Entonces llamó al viento cierzo y mandole que hiciese lo que su marido
le había mandado. Él, sin más tardar, obedeciendo su mandamiento, trajo
luego a sus hermanas muy mansamente, sin fatiga ni peligro; y como
llegaron, comenzáronse a abrazar y besar unas a otras, las cuales, con el
gran placer y gozo que hubieron, tornaron de nuevo a llorar. Psiches les
dijo que entrasen en su casa alegremente y descansasen con ella de su pena.
Capítulo II
Cómo, prosiguiendo la vieja el cuento, contó cómo las dos hermanas de
Psiches la vinieron a ver y ella les dio de sus joyas y riquezas y las envió a
sus tierras, y cómo por el camino fueron envidiando de ella con voluntad
de matarla.
-Después que así les hubo hablado, mostroles la casa y las grandes
riquezas de ella y la mucha familia de las que le servían oyéndolas
solamente; y después les mandó lavar en un baño muy rico y hermoso y
sentar a la mesa, donde había muchos manjares abundantemente, en tal
manera que la hartura y abundancia de tantas riquezas, más celestiales que
humanas, criaron envidia en sus corazones contra ella. Finalmente, que l
a
una de ellas comenzó a preguntarle curiosamente y a importunarle que le
dijese quién era el señor de aquellas riquezas celestiales, y quién era o qué
tal era su marido.

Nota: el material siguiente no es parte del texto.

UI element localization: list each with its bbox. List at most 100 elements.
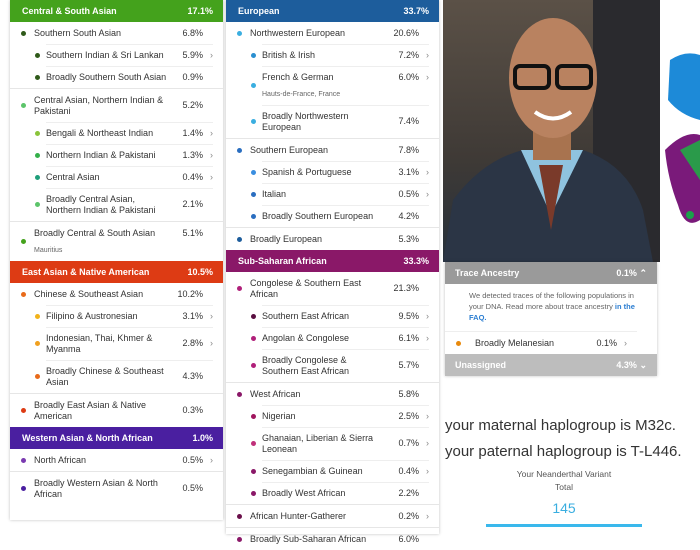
region-header-central-south-asian[interactable]: Central & South Asian 17.1%	[10, 0, 223, 22]
population-row-central-asian[interactable]: Central Asian 0.4% ›	[10, 166, 223, 188]
population-row-north-african[interactable]: North African 0.5% ›	[10, 449, 223, 471]
population-row-filipino-austronesian[interactable]: Filipino & Austronesian 3.1% ›	[10, 305, 223, 327]
population-name: African Hunter-Gatherer	[250, 510, 347, 521]
population-row-broadly-western-asian-north-african: Broadly Western Asian & North African 0.5…	[10, 471, 223, 505]
population-row-northern-indian-pakistani[interactable]: Northern Indian & Pakistani 1.3% ›	[10, 144, 223, 166]
population-pct: 0.7%	[398, 438, 419, 448]
population-dot	[251, 191, 256, 197]
population-row-bengali-northeast-indian[interactable]: Bengali & Northeast Indian 1.4% ›	[10, 122, 223, 144]
population-row-spanish-portuguese[interactable]: Spanish & Portuguese 3.1% ›	[226, 161, 439, 183]
population-dot	[35, 152, 40, 158]
population-pct: 0.4%	[182, 171, 203, 182]
population-row-italian[interactable]: Italian 0.5% ›	[226, 183, 439, 205]
population-pct: 0.5%	[182, 483, 203, 493]
unassigned-header[interactable]: Unassigned 4.3% ⌄	[445, 354, 657, 376]
population-name: Southern Indian & Sri Lankan	[46, 49, 164, 60]
population-row-nigerian[interactable]: Nigerian 2.5% ›	[226, 405, 439, 427]
population-pct: 5.3%	[398, 233, 419, 244]
population-name: Ghanaian, Liberian & Sierra Leonean	[262, 432, 374, 454]
population-name: Broadly Melanesian	[475, 337, 555, 348]
chevron-right-icon: ›	[210, 310, 213, 321]
population-row-british-irish[interactable]: British & Irish 7.2% ›	[226, 44, 439, 66]
region-title: European	[238, 6, 280, 16]
faq-link[interactable]: in the FAQ.	[469, 302, 635, 322]
population-pct: 1.4%	[182, 127, 203, 138]
population-row-angolan-congolese[interactable]: Angolan & Congolese 6.1% ›	[226, 327, 439, 349]
region-pct: 1.0%	[192, 433, 213, 443]
population-dot	[21, 239, 26, 244]
population-dot	[237, 286, 242, 291]
population-name: Nigerian	[262, 410, 296, 421]
region-pct: 33.7%	[403, 6, 429, 16]
chevron-right-icon: ›	[210, 454, 213, 465]
population-name: Northern Indian & Pakistani	[46, 149, 156, 160]
population-row-african-hunter-gatherer[interactable]: African Hunter-Gatherer 0.2% ›	[226, 504, 439, 527]
region-header-sub-saharan-african[interactable]: Sub-Saharan African 33.3%	[226, 250, 439, 272]
population-dot	[251, 490, 256, 496]
population-pct: 0.4%	[398, 465, 419, 476]
population-name: Broadly Northwestern European	[262, 110, 349, 132]
population-row-indonesian-thai-khmer-myanma[interactable]: Indonesian, Thai, Khmer & Myanma 2.8% ›	[10, 327, 223, 360]
ancestry-column-left: Central & South Asian 17.1% Southern South…	[10, 0, 223, 520]
population-pct: 3.1%	[182, 310, 203, 321]
trace-row-broadly-melanesian[interactable]: Broadly Melanesian 0.1% ›	[445, 331, 637, 354]
chevron-right-icon: ›	[426, 410, 429, 421]
population-dot	[251, 441, 256, 446]
neanderthal-bar	[486, 524, 642, 527]
population-pct: 7.4%	[398, 116, 419, 126]
unassigned-title: Unassigned	[455, 360, 507, 370]
population-dot	[35, 341, 40, 346]
unassigned-pct: 4.3%	[616, 359, 637, 370]
neanderthal-label: Your Neanderthal Variant	[516, 469, 612, 479]
population-pct: 21.3%	[393, 283, 419, 293]
population-dot	[35, 374, 40, 379]
trace-ancestry-header[interactable]: Trace Ancestry 0.1% ⌃	[445, 262, 657, 284]
population-dot	[35, 202, 40, 207]
population-row-congolese-southern-east-african: Congolese & Southern East African 21.3%	[226, 272, 439, 305]
region-pct: 33.3%	[403, 256, 429, 266]
population-name: Broadly Southern South Asian	[46, 71, 167, 82]
trace-desc-text: We detected traces of the following popu…	[469, 291, 634, 311]
population-pct: 2.2%	[398, 487, 419, 498]
population-row-chinese-southeast-asian: Chinese & Southeast Asian 10.2%	[10, 283, 223, 305]
population-row-southern-east-african[interactable]: Southern East African 9.5% ›	[226, 305, 439, 327]
trace-ancestry-description: We detected traces of the following popu…	[445, 284, 657, 331]
population-row-broadly-southern-south-asian: Broadly Southern South Asian 0.9%	[10, 66, 223, 88]
population-row-ghanaian-liberian-sierra-leonean[interactable]: Ghanaian, Liberian & Sierra Leonean 0.7% ›	[226, 427, 439, 460]
population-pct: 0.1%	[596, 337, 617, 348]
population-name: Broadly Congolese & Southern East Africa…	[262, 354, 350, 376]
profile-photo	[443, 0, 660, 262]
region-header-european[interactable]: European 33.7%	[226, 0, 439, 22]
population-name: Spanish & Portuguese	[262, 166, 352, 177]
population-pct: 7.8%	[398, 144, 419, 155]
population-row-french-german[interactable]: French & German Hauts-de-France, France 6.…	[226, 66, 439, 105]
population-pct: 6.0%	[398, 533, 419, 544]
population-pct: 0.2%	[398, 510, 419, 521]
region-header-east-asian-native-american[interactable]: East Asian & Native American 10.5%	[10, 261, 223, 283]
population-pct: 3.1%	[398, 166, 419, 177]
population-dot	[251, 169, 256, 175]
population-pct: 2.5%	[398, 410, 419, 421]
population-pct: 20.6%	[393, 27, 419, 38]
region-header-western-asian-north-african[interactable]: Western Asian & North African 1.0%	[10, 427, 223, 449]
population-row-senegambian-guinean[interactable]: Senegambian & Guinean 0.4% ›	[226, 460, 439, 482]
population-row-broadly-central-south-asian: Broadly Central & South Asian Mauritius 5.…	[10, 221, 223, 261]
population-name: Broadly East Asian & Native American	[34, 399, 147, 421]
population-name: Senegambian & Guinean	[262, 465, 363, 476]
population-dot	[35, 52, 40, 58]
population-name: Broadly Chinese & Southeast Asian	[46, 365, 164, 387]
population-row-broadly-sub-saharan-african: Broadly Sub-Saharan African 6.0%	[226, 527, 439, 550]
region-title: Western Asian & North African	[22, 433, 153, 443]
population-row-southern-indian-sri-lankan[interactable]: Southern Indian & Sri Lankan 5.9% ›	[10, 44, 223, 66]
population-pct: 2.8%	[182, 338, 203, 348]
population-pct: 0.3%	[182, 405, 203, 415]
population-pct: 1.3%	[182, 149, 203, 160]
chevron-right-icon: ›	[210, 49, 213, 60]
population-row-southern-european: Southern European 7.8%	[226, 138, 439, 161]
population-name: North African	[34, 454, 87, 465]
population-dot	[251, 363, 256, 368]
population-row-broadly-southern-european: Broadly Southern European 4.2%	[226, 205, 439, 227]
chevron-right-icon: ›	[426, 510, 429, 521]
population-dot	[21, 103, 26, 108]
population-pct: 2.1%	[182, 199, 203, 209]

Pero con todas estas cosas, nunca Psiches quebrantó el
mandamiento de su marido ni sacó de su pecho el secreto de lo que sabía: y
hablando en el negocio, fingió que era un mancebo hermoso y de buena
disposición, que entonces le apuntaban las barbas, el cual andaba allá
ocupado en hacienda del campo y caza de montería; y porque en algunas
palabras de las que hablaba no se descubriese el secreto, cargolas de oro,
joyas y piedras preciosas, y llamado el viento, mandole que las tornase a
llevar de donde las había traído: lo cual hecho, las buenas de las hermanas,
tornándose a casa, iban ardiendo con la hiel de la envidia que les crecía, y
una a otra hablaba sobre ello muchas cosas, entre las cuales, una dijo esto:
«Mirad ahora qué cosa es la fortuna ciega, malvada y cruel. ¿Parécete a
ti bien que seamos todas tres hijas de un padre y madre y que tengamos
diversos estados? ¿Nosotras, que somos mayores, seamos esclavas de
maridos advenedizos y que vivamos como desterradas fuera de nuestra
tierra y apartadas muy lejos de la casa y reino de nuestros padres, y esta
nuestra hermana, última de todas, que nació después que nuestra madre
estaba harta de parir, haya de poseer tantas riquezas y tener un dios por
marido? Y aun, cierto, ella no sabe bien usar de tanta muchedumbre de
riquezas como tiene: ¿no viste tú, hermana, cuántas cosas están en aquella
casa, cuántos collares de oro, cuántas vestiduras resplandecen, cuántas
piedras preciosas relumbran? Y además de esto, ¿cuánto oro se huella en
casa? Por cierto, si ella tiene el marido hermoso, como dijo, ninguna más
bienaventurada mujer vive hoy en todo el mundo; y por ventura podrá ser
que, procediendo la continuación y esforzándose más la afición, siendo él
dios, también hará a ella diosa. Y por cierto así es, que ya ella presumía y
se trataba con mucha altivez, que ya piensa que es diosa, pues que tiene las
voces por servidoras y manda a los vientos. Yo, mezquina, lo primero que
puedo decir es que fui casada con un marido más viejo que mi padre, y
además de esto más calvo que una calabaza y más flaco que un niño,
guardando de continuo la casa cerrada con cerrojos y cadenas.»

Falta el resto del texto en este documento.